29th Nov2011

Chère S. [3]

by Nancy

 

S-ngai ! Qaanuikiit ?

Te souviens-tu la dernière fois qu’on s’est vues ? Je te demandais de te replacer en rang comme les autres et tu as agrippé mes seins de tes deux petites mains. Tu trouvais ça drôle et ne comprenais pas ma réaction. Je t’ai alors demandé de venir t’asseoir avec moi, le temps que les autres élèves de ton groupe retourne dans la classe. Ton français approximatif t’empêchait de t’exprimer clairement mais tu comprenais mes mots.
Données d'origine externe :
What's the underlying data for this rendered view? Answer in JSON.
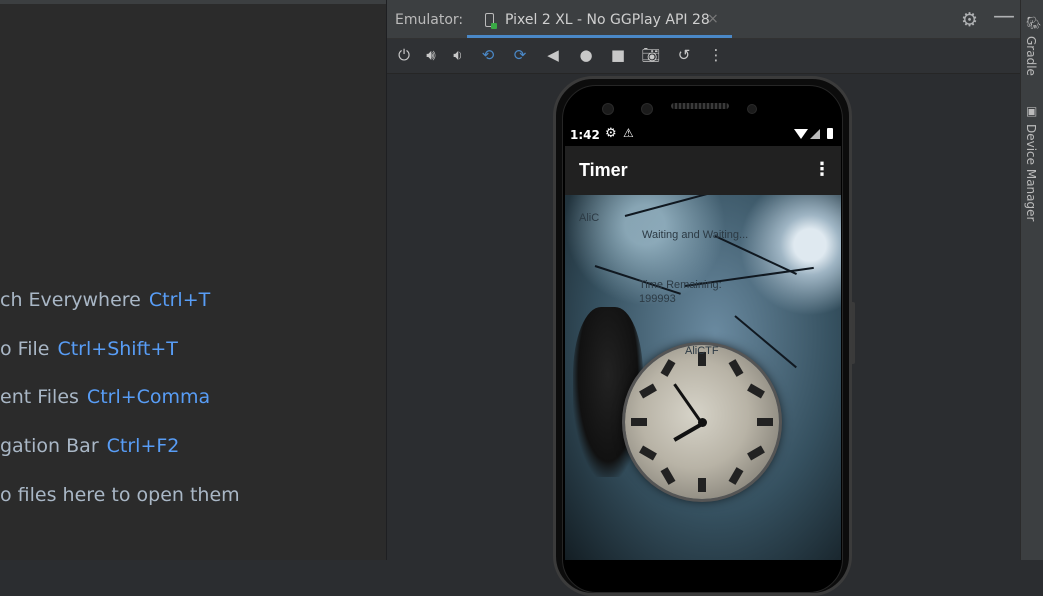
{
  "editor": {
    "hints": [
      {
        "text": "ch Everywhere",
        "key": "Ctrl+T"
      },
      {
        "text": "o File",
        "key": "Ctrl+Shift+T"
      },
      {
        "text": "ent Files",
        "key": "Ctrl+Comma"
      },
      {
        "text": "gation Bar",
        "key": "Ctrl+F2"
      },
      {
        "text": "o files here to open them",
        "key": ""
      }
    ]
  },
  "emulator": {
    "label": "Emulator:",
    "tab_title": "Pixel 2 XL - No GGPlay API 28",
    "tab_close": "×",
    "toolbar_icons": [
      "power-icon",
      "volume-up-icon",
      "volume-down-icon",
      "rotate-left-icon",
      "rotate-right-icon",
      "back-icon",
      "home-icon",
      "overview-icon",
      "camera-icon",
      "snapshot-icon",
      "more-vert-icon"
    ]
  },
  "device": {
    "status_time": "1:42",
    "app_title": "Timer",
    "content": {
      "label_top_left": "AliC",
      "waiting_text": "Waiting and Waiting...",
      "time_remaining_label": "Time Remaining:",
      "time_remaining_value": "199993",
      "clock_label": "AliCTF"
    }
  },
  "tool_windows": {
    "gradle": "Gradle",
    "device_manager": "Device Manager"
  },
  "colors": {
    "accent": "#4a88c7",
    "shortcut": "#589df6",
    "background": "#2b2d30"
  }
}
Je t’ai dit qu’on ne pouvait pas toucher au corps des autres, comme ça, sans leur permission. Que mon corps, il était à moi et qu’il ne pouvait être touché que par les personnes que je voulais. Je t’ai expliqué que c’était la même chose avec le tien, que ce petit corps de puce, il était à toi, juste à toi, et que personne n’avait le droit d’y toucher. Tu m’as dit que c’était pas vrai, que tout le monde pouvait le toucher, que c’était ok.

Puis, tu es partie. Pas seulement de ma classe ou de l’école, tu es partie dans un autre village parce que tu as, en quelque sorte, été sacrifiée au profit de ton violeur.

Quand j’ai su pourquoi tu es partie, j’ai compris les points d’interrogations dans tes yeux; ton corps ne t’appartenait plus depuis belle lurette…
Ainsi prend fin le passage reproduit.